8 de outubro de 2011

Das inspirações

O trompete de Miles Davis. O gole de uísque macio por uma prévia água gelada. O bom samba, gentilmente nostálgico, salgado com lágrimas à gosto. A cerveja encorpada, cremosa e frutada, que faz cócegas no fundo da boca. O sexo, drogas e rock and roll até tarde da noite. O som silenciador da vitrola. O chocolate quente no frio de montanha. O sussurro do mar no fim da madrugada, quebrando nas pedras. A água de coco no calor de quarenta. O primeiro atrito da massa al dente com os dentes. O cheiro de terra molhada de chuva. A pimenta que não arde demais nem de menos. O café preto da tarde.

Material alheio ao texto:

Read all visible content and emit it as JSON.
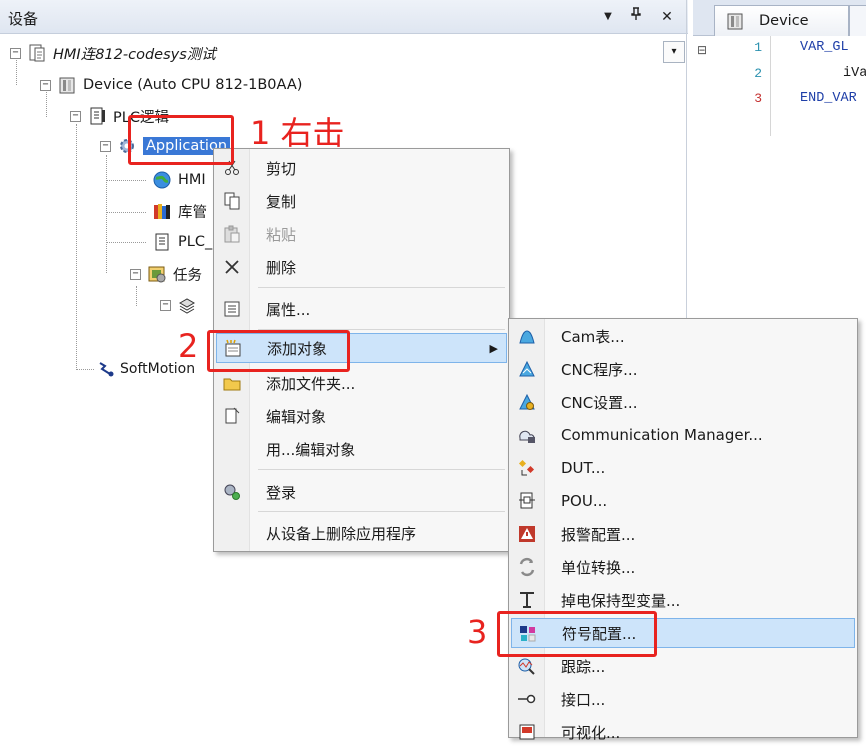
{
  "pane": {
    "title": "设备",
    "btn_dropdown": "▼",
    "btn_pin": "ᵩ",
    "btn_close": "✕",
    "tree_dropdown": "▾"
  },
  "tree": {
    "project": "HMI连812-codesys测试",
    "device": "Device (Auto CPU 812-1B0AA)",
    "plc_logic": "PLC逻辑",
    "application": "Application",
    "hmi": "HMI",
    "lib": "库管",
    "plc_prg": "PLC_",
    "tasks": "任务",
    "softmotion": "SoftMotion"
  },
  "editor": {
    "tab_label": "Device",
    "lines": [
      {
        "no": "1",
        "text": "VAR_GL"
      },
      {
        "no": "2",
        "text": "iVa"
      },
      {
        "no": "3",
        "text": "END_VAR"
      }
    ]
  },
  "context_menu": {
    "items": [
      {
        "label": "剪切",
        "icon": "scissors-icon",
        "enabled": true
      },
      {
        "label": "复制",
        "icon": "copy-icon",
        "enabled": true
      },
      {
        "label": "粘贴",
        "icon": "paste-icon",
        "enabled": false
      },
      {
        "label": "删除",
        "icon": "delete-icon",
        "enabled": true
      },
      {
        "label": "属性...",
        "icon": "properties-icon",
        "enabled": true
      },
      {
        "label": "添加对象",
        "icon": "add-object-icon",
        "enabled": true,
        "submenu": true
      },
      {
        "label": "添加文件夹...",
        "icon": "folder-icon",
        "enabled": true
      },
      {
        "label": "编辑对象",
        "icon": "edit-object-icon",
        "enabled": true
      },
      {
        "label": "用...编辑对象",
        "icon": "",
        "enabled": true
      },
      {
        "label": "登录",
        "icon": "login-icon",
        "enabled": true
      },
      {
        "label": "从设备上删除应用程序",
        "icon": "",
        "enabled": true
      }
    ]
  },
  "submenu": {
    "items": [
      {
        "label": "Cam表...",
        "icon": "cam-table-icon"
      },
      {
        "label": "CNC程序...",
        "icon": "cnc-program-icon"
      },
      {
        "label": "CNC设置...",
        "icon": "cnc-settings-icon"
      },
      {
        "label": "Communication Manager...",
        "icon": "communication-manager-icon"
      },
      {
        "label": "DUT...",
        "icon": "dut-icon"
      },
      {
        "label": "POU...",
        "icon": "pou-icon"
      },
      {
        "label": "报警配置...",
        "icon": "alarm-config-icon"
      },
      {
        "label": "单位转换...",
        "icon": "unit-conversion-icon"
      },
      {
        "label": "掉电保持型变量...",
        "icon": "persistent-vars-icon"
      },
      {
        "label": "符号配置...",
        "icon": "symbol-config-icon"
      },
      {
        "label": "跟踪...",
        "icon": "trace-icon"
      },
      {
        "label": "接口...",
        "icon": "interface-icon"
      },
      {
        "label": "可视化...",
        "icon": "visualization-icon"
      }
    ]
  },
  "annotations": {
    "step1": "1 右击",
    "step2": "2",
    "step3": "3"
  },
  "colors": {
    "annotation_red": "#e8231f",
    "selection_blue": "#3a78d6",
    "menu_highlight": "#cde4fa"
  }
}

O pão francês com mortadela. O bolo saindo do forno, com perfume percorrendo a casa toda, como em desenho animado. O frango assado de padaria.

A alegre e atabalhoada falta de escrúpulos de seu cachorro ao te ver. A moleza independente e pidona do seu gato manhoso. A amizade – só a verdadeira – e sua inerente sinceridade. O ombro amigo. O abraço do avô. O bobó de camarão da avó. As mãos protetoras do pai. Os carinhos eternamente pacientes da mãe. O sapato de passos familiares no corredor. O primeiro luar. O olhar que paquera entre cegos. O beijo que mata a sede. A vontade insolúvel que quase enlouquece. A maciez pueril do encontro das bochechas de um só amor, deitados na cama. O aroma da pele de quem se ama. O sonho bom. O aconchego exasperado daquele sono fugaz quinze minutinhos atrasado após o despertador.

O petardo que estufa as redes. A força transgressora que ultrapassa a lei injusta. A cesta de chuá no último segundo. A luta do imoral contra a amoralidade que o cerca. A oração intempestiva, mas que não falha. A bola do jogo que cai na linha. O milagre da fé revestido na paixão camaleoa – da alegria à tristeza – por uma religião, um time, um partido, enfim, uma crença convicta, conjunta e utópica. As utopias. Ah, as utopias... A liberdade. O sentido da vida. Viver mais do que este sentido te traz; por tudo que sentes e por tudo que não sabes. Sempre fazer mais do que já foi feito. E poder sonhar com o brilho nos olhos de uma criança imediatamente antes e imediatamente depois de abrir um presente. Um, pela esperança corajosa enfrentando todas as incertezas, e o outro, pela surpresa certa e expansiva, da mais pura felicidade. Mais? Uma boa leitura.